'Bibliotherapy' is an important part of cognitive therapy, either to run alongside a course of therapy or as a self-help tool. I often recommend books to my clients, partly because there is only so much time in a session, so it's useful for them to read up about their particular issue and for us to discuss their findings next week. And people usually like to understand why they might be having problems and find their own strategies to solve them – another important idea in cognitive therapy, because ultimately I want my clients to be their own CBT therapist.
In this post I will focus on anxiety disorders, an area that includes health anxiety, social anxiety, generalised anxiety disorder, obsessive compulsive disorder (OCD) and post-traumatic stress disorder (PTSD). The idea is that you can read one or all of these books, depending on which appeal to you. And you can read the whole book or dip into the chapters that seem most relevant to you.

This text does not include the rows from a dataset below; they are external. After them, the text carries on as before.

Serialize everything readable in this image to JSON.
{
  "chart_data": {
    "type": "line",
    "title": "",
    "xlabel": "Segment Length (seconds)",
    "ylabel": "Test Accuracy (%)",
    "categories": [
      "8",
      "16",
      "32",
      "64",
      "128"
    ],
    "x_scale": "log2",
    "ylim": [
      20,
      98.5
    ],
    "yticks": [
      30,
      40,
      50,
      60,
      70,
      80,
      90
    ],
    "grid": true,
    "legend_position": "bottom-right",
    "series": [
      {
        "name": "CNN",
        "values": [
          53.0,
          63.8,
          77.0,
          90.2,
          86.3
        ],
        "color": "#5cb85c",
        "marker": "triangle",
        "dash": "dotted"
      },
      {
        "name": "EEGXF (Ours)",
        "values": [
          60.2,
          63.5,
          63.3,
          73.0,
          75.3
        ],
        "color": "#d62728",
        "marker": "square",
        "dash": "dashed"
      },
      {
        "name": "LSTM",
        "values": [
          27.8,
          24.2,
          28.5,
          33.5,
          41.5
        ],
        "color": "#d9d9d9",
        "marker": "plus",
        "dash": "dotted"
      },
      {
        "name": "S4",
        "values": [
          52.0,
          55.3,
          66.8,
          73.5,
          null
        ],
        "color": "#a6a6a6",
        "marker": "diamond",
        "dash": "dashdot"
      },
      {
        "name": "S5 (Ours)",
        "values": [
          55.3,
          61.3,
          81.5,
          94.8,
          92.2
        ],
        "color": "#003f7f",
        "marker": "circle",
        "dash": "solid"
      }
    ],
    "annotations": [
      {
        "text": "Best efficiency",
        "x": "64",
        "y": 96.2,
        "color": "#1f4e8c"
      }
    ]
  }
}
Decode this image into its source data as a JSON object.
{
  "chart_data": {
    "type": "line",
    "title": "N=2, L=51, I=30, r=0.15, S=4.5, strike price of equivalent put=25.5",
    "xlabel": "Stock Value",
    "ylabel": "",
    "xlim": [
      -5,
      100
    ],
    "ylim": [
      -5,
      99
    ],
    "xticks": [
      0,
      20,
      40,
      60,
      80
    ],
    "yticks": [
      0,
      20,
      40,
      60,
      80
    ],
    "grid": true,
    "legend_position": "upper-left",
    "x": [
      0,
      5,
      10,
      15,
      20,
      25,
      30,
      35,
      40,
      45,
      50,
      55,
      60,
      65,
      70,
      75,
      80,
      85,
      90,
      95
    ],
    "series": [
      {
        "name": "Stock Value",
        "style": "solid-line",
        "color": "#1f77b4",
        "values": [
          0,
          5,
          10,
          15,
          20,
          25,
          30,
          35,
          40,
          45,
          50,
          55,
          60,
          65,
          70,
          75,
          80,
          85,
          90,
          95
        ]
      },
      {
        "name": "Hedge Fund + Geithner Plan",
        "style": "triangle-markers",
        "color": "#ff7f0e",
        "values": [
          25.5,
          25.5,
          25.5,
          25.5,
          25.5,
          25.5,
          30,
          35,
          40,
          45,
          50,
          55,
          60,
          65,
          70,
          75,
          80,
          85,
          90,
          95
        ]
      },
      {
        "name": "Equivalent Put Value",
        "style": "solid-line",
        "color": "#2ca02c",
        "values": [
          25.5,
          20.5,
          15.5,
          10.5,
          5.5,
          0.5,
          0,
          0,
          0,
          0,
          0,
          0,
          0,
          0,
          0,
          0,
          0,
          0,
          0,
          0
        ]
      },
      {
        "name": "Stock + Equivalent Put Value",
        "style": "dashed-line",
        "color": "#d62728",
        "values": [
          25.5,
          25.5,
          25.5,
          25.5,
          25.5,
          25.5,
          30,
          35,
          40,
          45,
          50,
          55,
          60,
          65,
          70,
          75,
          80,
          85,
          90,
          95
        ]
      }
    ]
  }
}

1. Overcoming Anxiety: A Self-help Guide Using Cognitive Behavioral Techniques, by Helen Kennerley. I often recommend books from the Overcoming... series to my clients, because they are excellent introductions to CBT, and can be used either as a self-help workbook or alongside a course of CBT therapy. Overcoming Anxiety is packed with useful information about what causes anxiety, how best to deal with and practical, easy-to-use techniques for reducing your anxiety levels. And at £10.99 it's also a good deal cheaper than a course of therapy!
2. The Compassionate Mind Guide to Building Social Confidence: Using Compassion-Focused Therapy to Overcome Shyness and Social Anxiety, by Lynne Henderson. This is one of the first wave of books based on the principles of compassion-focused therapy (CFT), a new form of CBT that helps you treat yourself more kindly and compassionately. Another book in the series (by Dennis D Tirch) deals with anxiety more generally - this one focuses specifically on shyness and social anxiety. Like Helen Kennerley's book, above, it's full of useful techniques you can use yourself to start feeling more socially confident. Given that social anxiety is often caused by harsh self-criticism and fear of rejection/criticism from others, CFT is uniquely well-suited to softening that criticism, which is usually excessively punitive and self-downing.
3. Overcoming Obsessive Compulsive Disorder: A Self-help Guide Using Cognitive Behavioral Techniques, by David Veale and Rob Willson. Obsessive compulsive disorder (OCD) can be a horrible illness, which may end up completely dominating someone's life. David Veale is one of the world's leading experts in the treatment of OCD, so he's certainly worth listening to. I have to say that, as someone who specialises in treating anxiety disorders such as OCD, this condition is probably too difficult to overcome on your own, but this book will certainly give you a good idea of why you suffer from OCD and what you need to do to banish it from your life. You will then need to work with a CBT therapist (OCD is one of the conditions that doesn't respond well to other forms of therapy).